Have we ever for once thought that as kids we will have to beg and all?No!!and that is because we have our parents to support us and to make sure we have the correct upbringing, look at the kid in the above picture, barely 5 years old and is already made to beg with his baby brother cuddled under a dirty blanket, it sad to realise that there are parents out there who makes their child beg.I for once really am appreciating my life because, no matter the amount of pain my mum has gone through as a single parent she has never for once made me feel that way, she has always provided me with the necessary needs in life so that i can prosper,she is living her life for me and it is definitely right for me to do the same for her. So to all you youngsters out there, a piece of advice, treasure what you have in life, consider ourselves lucky that we don't live in situations like those in the pictures above and the most important thing of all, treasure your parents who brought you into thie world.

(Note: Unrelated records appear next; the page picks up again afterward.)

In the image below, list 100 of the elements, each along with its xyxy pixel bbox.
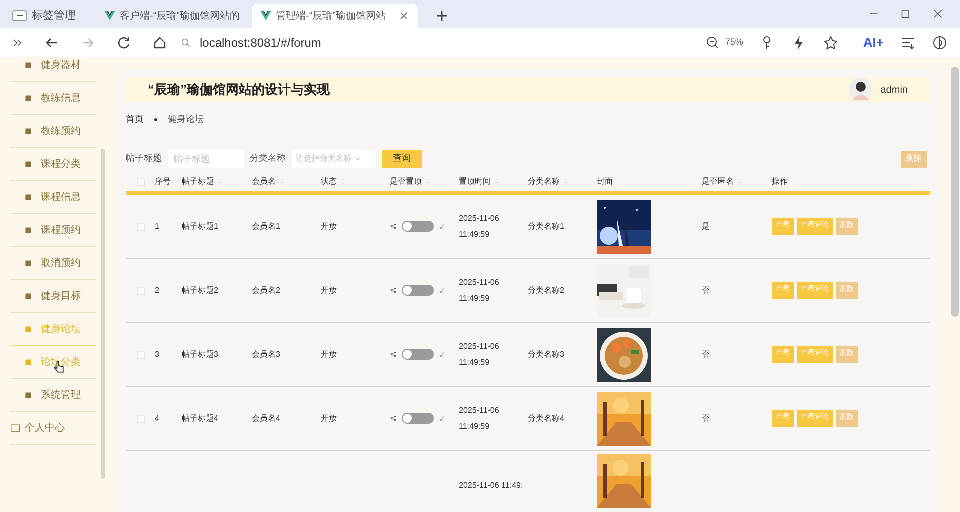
pin-toggle[interactable] — [402, 413, 434, 424]
menu-square-icon — [24, 94, 33, 102]
sort-icon — [737, 178, 744, 185]
tab-group-icon — [12, 8, 28, 24]
table-cell: 会员名3 — [252, 348, 280, 360]
table-cell-text: 2025-11-06 11:49:59 — [459, 212, 500, 240]
table-cell-text: 2025-11-06 11:49:59 — [459, 276, 500, 304]
menu-square-icon — [24, 258, 33, 268]
menu-square-icon — [24, 126, 33, 136]
column-header: 序号 — [155, 176, 171, 188]
table-cell: 会员名2 — [252, 284, 280, 296]
column-header[interactable]: 是否置顶 — [390, 176, 432, 188]
table-cell: 开放 — [321, 220, 337, 232]
pen-icon — [439, 415, 446, 422]
checkbox[interactable] — [136, 286, 144, 294]
sidebar-item[interactable]: 课程分类 — [10, 148, 96, 181]
share-icon — [390, 287, 397, 294]
column-header[interactable]: 帖子标题 — [182, 176, 224, 188]
user-name[interactable]: admin — [880, 82, 908, 98]
menu-square-icon — [24, 192, 33, 202]
browser-tab[interactable]: 管理端-“辰瑜”瑜伽馆网站 — [252, 4, 418, 28]
table-cell-text: 2025-11-06 11:49:59 — [459, 404, 500, 432]
search-icon — [180, 36, 192, 48]
sidebar-item[interactable]: 课程信息 — [10, 181, 96, 214]
column-header[interactable]: 置顶时间 — [459, 176, 501, 188]
table-cell: 1 — [155, 220, 160, 232]
sidebar-item[interactable]: 取消预约 — [10, 247, 96, 280]
checkbox[interactable] — [136, 414, 144, 422]
pen-icon — [439, 351, 446, 358]
table-cell-text: 2025-11-06 11:49: — [459, 480, 524, 492]
field-label: 分类名称 — [250, 152, 286, 166]
avatar-icon — [848, 78, 873, 102]
sidebar-item[interactable]: 教练预约 — [10, 115, 96, 148]
window-icon — [10, 422, 21, 434]
table-cell: 帖子标题3 — [182, 348, 218, 360]
sort-icon — [494, 178, 501, 185]
sort-icon — [279, 178, 286, 185]
scrollbar[interactable] — [101, 149, 105, 479]
title-input[interactable]: 帖子标题 — [168, 150, 244, 168]
sidebar-item[interactable]: 教练信息 — [10, 82, 96, 115]
table-cell-text: 2025-11-06 11:49:59 — [459, 340, 500, 368]
share-icon — [390, 223, 397, 230]
menu-square-icon — [24, 390, 33, 400]
url-text[interactable]: localhost:8081/#/forum — [200, 34, 322, 52]
ai-button[interactable]: AI+ — [863, 32, 884, 52]
pin-toggle[interactable] — [402, 221, 434, 232]
close-icon — [932, 8, 944, 20]
table-cell: 分类名称3 — [528, 348, 564, 360]
table-cell: 分类名称2 — [528, 284, 564, 296]
pen-icon — [439, 287, 446, 294]
table-cell: 分类名称4 — [528, 412, 564, 424]
pin-toggle[interactable] — [402, 349, 434, 360]
dot-icon — [152, 116, 160, 124]
column-header[interactable]: 会员名 — [252, 176, 286, 188]
column-header[interactable]: 分类名称 — [528, 176, 570, 188]
breadcrumb-item[interactable]: 首页 — [126, 113, 144, 127]
menu-square-icon — [24, 226, 33, 234]
sidebar-item[interactable]: 系统管理 — [10, 379, 96, 412]
table-cell: 开放 — [321, 412, 337, 424]
column-header[interactable]: 是否匿名 — [702, 176, 744, 188]
sidebar-item[interactable]: 课程预约 — [10, 214, 96, 247]
zoom-level: 75% — [725, 36, 744, 49]
personal-center-item[interactable]: 个人中心 — [10, 412, 96, 445]
table-cell: 4 — [155, 412, 160, 424]
table-cell: 分类名称1 — [528, 220, 564, 232]
table-cell: 开放 — [321, 348, 337, 360]
star-icon — [823, 34, 840, 50]
table-cell: 否 — [702, 412, 710, 424]
table-cell: 帖子标题1 — [182, 220, 218, 232]
query-button[interactable]: 查询 — [382, 150, 422, 168]
restore-icon — [900, 8, 912, 20]
menu-square-icon — [24, 60, 33, 70]
close-icon — [398, 10, 410, 22]
field-label: 帖子标题 — [126, 152, 162, 166]
checkbox[interactable] — [136, 222, 144, 230]
browser-tab[interactable]: 标签管理 — [8, 4, 92, 28]
pen-icon — [439, 223, 446, 230]
theme-icon — [932, 34, 948, 50]
sort-icon — [425, 178, 432, 185]
column-header[interactable]: 状态 — [321, 176, 347, 188]
site-title: “辰瑜”瑜伽馆网站的设计与实现 — [148, 81, 330, 100]
column-header: 操作 — [772, 176, 788, 188]
table-cell: 会员名4 — [252, 412, 280, 424]
sidebar-item[interactable]: 健身器材 — [10, 57, 96, 82]
pin-toggle[interactable] — [402, 285, 434, 296]
menu-square-icon — [24, 160, 33, 168]
vue-logo-icon — [104, 10, 116, 22]
table-cell: 2 — [155, 284, 160, 296]
scrollbar[interactable] — [951, 67, 959, 317]
new-tab-icon — [434, 8, 450, 24]
breadcrumb-item: 健身论坛 — [168, 113, 204, 126]
vue-logo-icon — [260, 10, 272, 22]
home-icon — [152, 34, 168, 50]
checkbox[interactable] — [136, 350, 144, 358]
sidebar-item[interactable]: 健身目标 — [10, 280, 96, 313]
expand-icon — [12, 36, 24, 48]
menu-square-icon — [24, 324, 33, 334]
browser-tab[interactable]: 客户端-“辰瑜”瑜伽馆网站的 — [96, 4, 248, 28]
reload-icon — [116, 34, 132, 50]
checkbox[interactable] — [136, 178, 144, 186]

I am definitely feeling much better now, even though my problem is not relevant to what i blogged about, I definitely feel better.

Theeben.

Sunday, October 5, 2008

Hectic week ahead!!

Tomorrow I will officially start 1 whole week of school, 5 modules man, and the shit part is that i gotta submit my MPO individual project the week after next,damn fast sia..Hopefully i dun get the same lecturer for maths like last term,if not I am definitely gonna cry..Haha..

Thursday, October 2, 2008

Pheww!!!What a day, went back to school after a month of break. It was nice to see my classmates after a long time man.Haha..Unfortunately I have to do 5 modules this semester as my appeal was unsuccessful, so I had to attend MPO lessons this morning AGAIN, different lecturer this time though, saw the 24th intake semester 1 students, boy must i sat that there were cute girls in the class.Hahaha, thats not important.Lecture was ok la, i have done it before so i see no reason to struggle.In the afternoon i had my 2nd sem module Financial Accounting, I thought the lesson was quite understandable ah, i probably guess its cause i have done accounting before in secondary school.The lecturer was a bit naggy though, in the sense that we were not allowed to use our handphone in class to answer our calls and all. I also realise today that i was dating this classmate of mine before i came to SIM, or thats wat she claims.Hahaha,poor girl just needs some attention i guess, neither have I have never spoken to her in my time in SIM nor do i know her before and yet she says that the both of us dated??What can i say??.haha.To sum it all up i can say that it was a damn tiring day and now i am looking forward to the comfort of my bed.